Since the protein and DNA coordinates were kept fixed in the CB/GCE run, the asymmetry of the two subunits in the specific complex is also reflected in the water structure obtained from the simulation. Due to the contact of the DNA to Asp-196 of the R subunit, the minor groove of the first half-site is less hydrated in the specific complex and the maximum hydration is shifted from the GC3 to GC2. We expect that in the fully functional state of BamHI, where no such minor groove contact is present in either subunit (29), the minor groove of both basepairs 3′ to the scissile phosphates has the highest number of coordinated water molecules.

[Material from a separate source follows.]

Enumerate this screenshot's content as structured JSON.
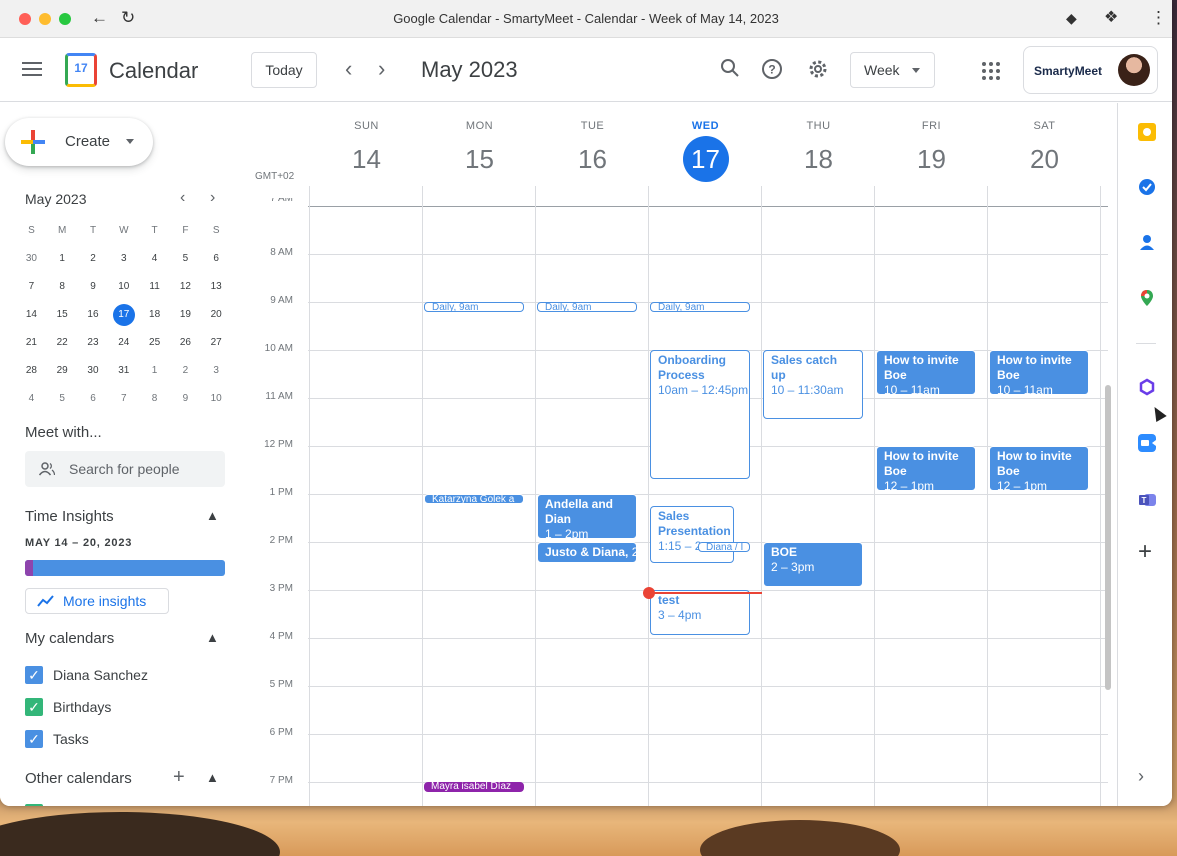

Indirect interactions with the phosphates are important for stability of the specific complex, the formation of which results in exclusion of most of the waters from the hydration shells of those phosphates that contact the protein (P2–P5 of the first strand and P13–P15 of the second strand). The few remaining water molecules form a single hydration shell with a low (0–2) coordination number around the phosphates, which participate in the indirect interactions. In the noncognate complex the contacts between the protein and DNA are restricted to water mediated interactions with the phosphates, mostly at the correct first half-site. Therefore P2–P5 and P13–P15 are also less hydrated than the other phosphates facing the solvent, but their hydration is increased compared to that in the specific complex (Table 1). The difference between the specific and noncognate complex is most pronounced at the star site with the G→A substitution (1.5 water molecules).
Differences in hydration of the recognition sequence between the cognate and noncognate complex
Water release is one of the major driving forces of specific complex formation between the protein and a DNA, and the concomitant entropy increase makes a major contribution to the free energy of binding (42,43). We found that local water structure is influenced by a single basepair substitution in the recognition sequence. We analyze the effect of this substitution on the amount of released water in the formation of the specific complex.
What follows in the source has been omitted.